Greenlining faxed the Daily Planet its 2002 tax returns, which listed four contributions, including $250,000 from Washington Mutual, $300,000 from Wells Fargo, $450,000 from the California Endowment, and $1.67 million from the Frente Foundation, a Latino charitable organization. 

In 1998, Greenlining came under fire from the consumer rights organization Foundation for Tax Payers and Consumer Rights for taking “at least $300,000” from utility companies and then opposing FTCR’s Proposition 9 that would have derailed a proposed public utility bailout for bad investments. 

In a letter to Gamboa, the FTCR’s Harvey Rosenfield blasted the institute for exploiting the people they claimed to represent. “Your efforts are always devoid of more than a few crumbs at most for the poor, symbolic gestures that are a cheap price for the utilities, insurance companies and banks to pay to obtain a seal of approval from self-appointed representatives of the poor,” he wrote. 

“We get a lot of criticism from [anti-corporate] purists,” acknowledged Turner, who defended the institute’s stand on Proposition 9. 

“We are not anti-corporate,” he continued. “We are for community empowerment, investment and development. Corporations have a role to play in that.”  

One exception so far is the casino industry which is seeking to push itself into minority communities by holding out the promise of jobs and tax revenue. Turner called casino operators “another special interest” and said the institute hasn’t taken a position on Gov. Schwarzenegger’s proposal to establish a casino in San Pablo. 

At the moment, Greenlining is embarking on several initiatives. The institute is working with corporate partners to improve access to heath care in minority neighborhoods. Legislatively, it is pushing for universal health insurance, the preservation of Social Security and publicly financed elections, with an eye to a state ballot measure in 2008. 
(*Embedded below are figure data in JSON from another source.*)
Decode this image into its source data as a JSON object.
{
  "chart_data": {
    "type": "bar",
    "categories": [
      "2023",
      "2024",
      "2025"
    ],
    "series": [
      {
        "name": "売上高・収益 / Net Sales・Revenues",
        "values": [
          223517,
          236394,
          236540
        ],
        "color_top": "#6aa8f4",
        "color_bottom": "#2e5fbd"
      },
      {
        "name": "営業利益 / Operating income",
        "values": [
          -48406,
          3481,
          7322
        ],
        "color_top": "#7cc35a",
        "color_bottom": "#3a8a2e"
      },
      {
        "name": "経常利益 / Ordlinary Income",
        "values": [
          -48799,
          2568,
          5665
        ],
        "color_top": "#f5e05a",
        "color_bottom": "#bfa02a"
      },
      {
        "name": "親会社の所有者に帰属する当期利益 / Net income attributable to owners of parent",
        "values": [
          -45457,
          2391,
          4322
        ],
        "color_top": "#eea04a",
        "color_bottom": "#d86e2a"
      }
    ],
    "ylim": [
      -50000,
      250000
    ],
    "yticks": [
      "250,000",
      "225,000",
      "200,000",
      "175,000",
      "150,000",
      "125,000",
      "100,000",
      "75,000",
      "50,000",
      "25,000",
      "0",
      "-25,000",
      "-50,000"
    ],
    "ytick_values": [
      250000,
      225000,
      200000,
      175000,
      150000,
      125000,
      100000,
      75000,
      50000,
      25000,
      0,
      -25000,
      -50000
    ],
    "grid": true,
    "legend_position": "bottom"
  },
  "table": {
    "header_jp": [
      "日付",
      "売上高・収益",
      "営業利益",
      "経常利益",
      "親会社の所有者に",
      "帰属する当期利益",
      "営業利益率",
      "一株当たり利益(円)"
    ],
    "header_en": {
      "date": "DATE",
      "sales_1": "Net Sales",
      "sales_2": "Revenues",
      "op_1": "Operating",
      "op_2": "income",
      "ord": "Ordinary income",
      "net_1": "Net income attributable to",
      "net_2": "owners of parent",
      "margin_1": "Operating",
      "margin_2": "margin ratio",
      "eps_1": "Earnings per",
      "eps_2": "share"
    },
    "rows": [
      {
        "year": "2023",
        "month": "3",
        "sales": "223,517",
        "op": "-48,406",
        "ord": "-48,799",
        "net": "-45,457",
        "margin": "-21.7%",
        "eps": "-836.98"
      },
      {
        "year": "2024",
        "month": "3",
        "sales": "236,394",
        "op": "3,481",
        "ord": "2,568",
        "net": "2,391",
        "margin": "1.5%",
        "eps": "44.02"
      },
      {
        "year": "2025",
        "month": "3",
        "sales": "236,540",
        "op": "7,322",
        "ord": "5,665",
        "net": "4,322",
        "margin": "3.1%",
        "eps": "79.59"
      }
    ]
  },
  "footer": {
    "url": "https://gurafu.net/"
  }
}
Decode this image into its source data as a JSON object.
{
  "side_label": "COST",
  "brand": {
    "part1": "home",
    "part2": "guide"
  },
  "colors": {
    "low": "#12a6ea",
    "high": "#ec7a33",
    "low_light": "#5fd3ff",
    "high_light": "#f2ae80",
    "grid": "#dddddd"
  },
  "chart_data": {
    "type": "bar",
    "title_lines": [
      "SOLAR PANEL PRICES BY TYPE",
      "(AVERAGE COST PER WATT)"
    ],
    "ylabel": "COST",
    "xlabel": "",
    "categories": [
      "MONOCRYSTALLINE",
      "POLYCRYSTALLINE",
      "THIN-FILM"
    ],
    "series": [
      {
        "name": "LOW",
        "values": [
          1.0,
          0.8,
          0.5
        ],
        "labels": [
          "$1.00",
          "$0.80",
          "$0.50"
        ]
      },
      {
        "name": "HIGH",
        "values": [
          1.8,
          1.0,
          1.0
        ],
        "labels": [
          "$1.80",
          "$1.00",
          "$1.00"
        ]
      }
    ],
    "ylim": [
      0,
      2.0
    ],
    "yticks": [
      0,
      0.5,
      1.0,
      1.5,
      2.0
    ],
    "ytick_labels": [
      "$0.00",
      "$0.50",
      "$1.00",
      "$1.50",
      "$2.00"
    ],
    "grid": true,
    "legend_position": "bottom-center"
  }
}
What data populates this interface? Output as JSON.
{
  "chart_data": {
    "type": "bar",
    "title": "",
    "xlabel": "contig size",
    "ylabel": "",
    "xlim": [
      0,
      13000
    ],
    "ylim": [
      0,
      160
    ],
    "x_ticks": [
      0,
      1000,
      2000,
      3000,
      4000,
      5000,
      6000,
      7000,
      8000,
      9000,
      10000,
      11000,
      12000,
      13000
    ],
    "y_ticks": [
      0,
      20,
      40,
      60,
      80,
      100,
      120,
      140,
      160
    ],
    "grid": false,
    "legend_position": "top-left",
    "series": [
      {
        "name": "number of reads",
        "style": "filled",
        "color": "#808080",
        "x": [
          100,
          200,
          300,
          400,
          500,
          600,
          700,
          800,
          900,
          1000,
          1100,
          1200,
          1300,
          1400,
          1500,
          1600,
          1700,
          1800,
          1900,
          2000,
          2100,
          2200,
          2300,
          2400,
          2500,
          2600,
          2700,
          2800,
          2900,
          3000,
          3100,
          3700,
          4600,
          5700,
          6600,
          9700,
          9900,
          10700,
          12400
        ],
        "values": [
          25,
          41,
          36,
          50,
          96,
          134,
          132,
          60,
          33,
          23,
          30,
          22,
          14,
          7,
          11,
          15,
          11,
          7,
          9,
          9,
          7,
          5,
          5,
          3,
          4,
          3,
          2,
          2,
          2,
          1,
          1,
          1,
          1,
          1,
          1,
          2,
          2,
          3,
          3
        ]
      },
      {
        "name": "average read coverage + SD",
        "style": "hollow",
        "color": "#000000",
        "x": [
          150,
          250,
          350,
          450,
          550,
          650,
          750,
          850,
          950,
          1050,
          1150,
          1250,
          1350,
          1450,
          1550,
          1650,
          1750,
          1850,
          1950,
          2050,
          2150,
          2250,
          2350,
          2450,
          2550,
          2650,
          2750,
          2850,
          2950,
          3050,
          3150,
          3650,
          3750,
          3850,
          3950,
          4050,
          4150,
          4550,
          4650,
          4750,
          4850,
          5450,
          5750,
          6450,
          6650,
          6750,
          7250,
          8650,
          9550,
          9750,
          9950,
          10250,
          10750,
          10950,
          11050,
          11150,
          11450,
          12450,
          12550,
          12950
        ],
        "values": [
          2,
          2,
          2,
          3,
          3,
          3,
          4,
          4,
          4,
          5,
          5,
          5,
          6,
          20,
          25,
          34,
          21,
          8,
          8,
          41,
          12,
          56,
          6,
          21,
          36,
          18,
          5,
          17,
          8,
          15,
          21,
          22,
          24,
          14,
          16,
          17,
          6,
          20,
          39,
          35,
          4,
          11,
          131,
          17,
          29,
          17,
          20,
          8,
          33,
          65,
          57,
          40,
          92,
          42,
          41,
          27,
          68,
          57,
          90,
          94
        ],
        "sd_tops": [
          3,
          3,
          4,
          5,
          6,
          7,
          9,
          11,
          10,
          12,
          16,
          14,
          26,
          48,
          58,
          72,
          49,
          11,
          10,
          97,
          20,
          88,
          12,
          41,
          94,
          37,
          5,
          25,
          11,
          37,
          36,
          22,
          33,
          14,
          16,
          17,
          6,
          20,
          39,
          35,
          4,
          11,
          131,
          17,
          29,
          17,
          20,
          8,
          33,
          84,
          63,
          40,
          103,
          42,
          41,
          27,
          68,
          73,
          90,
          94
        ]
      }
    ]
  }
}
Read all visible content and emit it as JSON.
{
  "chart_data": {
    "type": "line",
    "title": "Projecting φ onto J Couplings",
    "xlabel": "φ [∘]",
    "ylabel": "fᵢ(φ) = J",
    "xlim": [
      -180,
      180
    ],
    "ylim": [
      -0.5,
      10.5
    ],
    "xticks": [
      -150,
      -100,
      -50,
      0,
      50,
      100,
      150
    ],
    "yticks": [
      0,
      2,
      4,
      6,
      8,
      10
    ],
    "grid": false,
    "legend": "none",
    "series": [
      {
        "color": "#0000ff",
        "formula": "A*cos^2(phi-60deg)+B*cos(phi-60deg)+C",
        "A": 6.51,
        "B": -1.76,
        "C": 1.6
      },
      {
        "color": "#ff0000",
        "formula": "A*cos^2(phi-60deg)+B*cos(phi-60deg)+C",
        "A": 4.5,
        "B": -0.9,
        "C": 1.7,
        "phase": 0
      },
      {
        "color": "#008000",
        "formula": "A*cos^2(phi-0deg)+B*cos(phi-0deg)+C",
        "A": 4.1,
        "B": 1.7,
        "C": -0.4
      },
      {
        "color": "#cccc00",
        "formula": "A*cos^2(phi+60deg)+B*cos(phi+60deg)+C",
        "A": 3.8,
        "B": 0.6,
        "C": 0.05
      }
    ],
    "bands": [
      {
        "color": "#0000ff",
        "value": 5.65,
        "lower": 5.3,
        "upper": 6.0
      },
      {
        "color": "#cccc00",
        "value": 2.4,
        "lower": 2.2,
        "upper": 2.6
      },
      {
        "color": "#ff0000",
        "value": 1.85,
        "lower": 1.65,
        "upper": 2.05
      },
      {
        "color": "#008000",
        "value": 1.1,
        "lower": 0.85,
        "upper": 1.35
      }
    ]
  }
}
To boost its policy credentials it is partnering with UC Berkeley’s School of Public Policy and Institute of Governmental Studies. And to train future leaders it runs an academy for college students and operates Casa Joaquin, a UC Berkeley dormitory remade as a politically-conscious multi-ethnic living space. 

Perhaps its most ambitious project, Turner said, is in Merced where, instead of its traditional role of facilitating financial opportunities for other groups, Greenlining is taking the lead to join lenders, insurers, utility companies and developers in building 50 units of affordable housing near the new UC Merced campus.  

The initiative came after Greenlining released a report in 2003 warning city leaders that poor residents would be forced out of Merced by a housing shortage unless they took bold action such as fostering “private-public partnerships, reducing regulatory and environmental barriers to housing, creating incentives for higher-density housing or multi-family housing, hiring UC staff locally and utilizing in-fill and vacant properties for housing.”  

While the project would catapult the institute into new territory, Turner instead said Greenlining’s future rested in using its brain trust to better wed minorities and capital.  

“We make the opportunities,” he said. “Others have to seize it.”?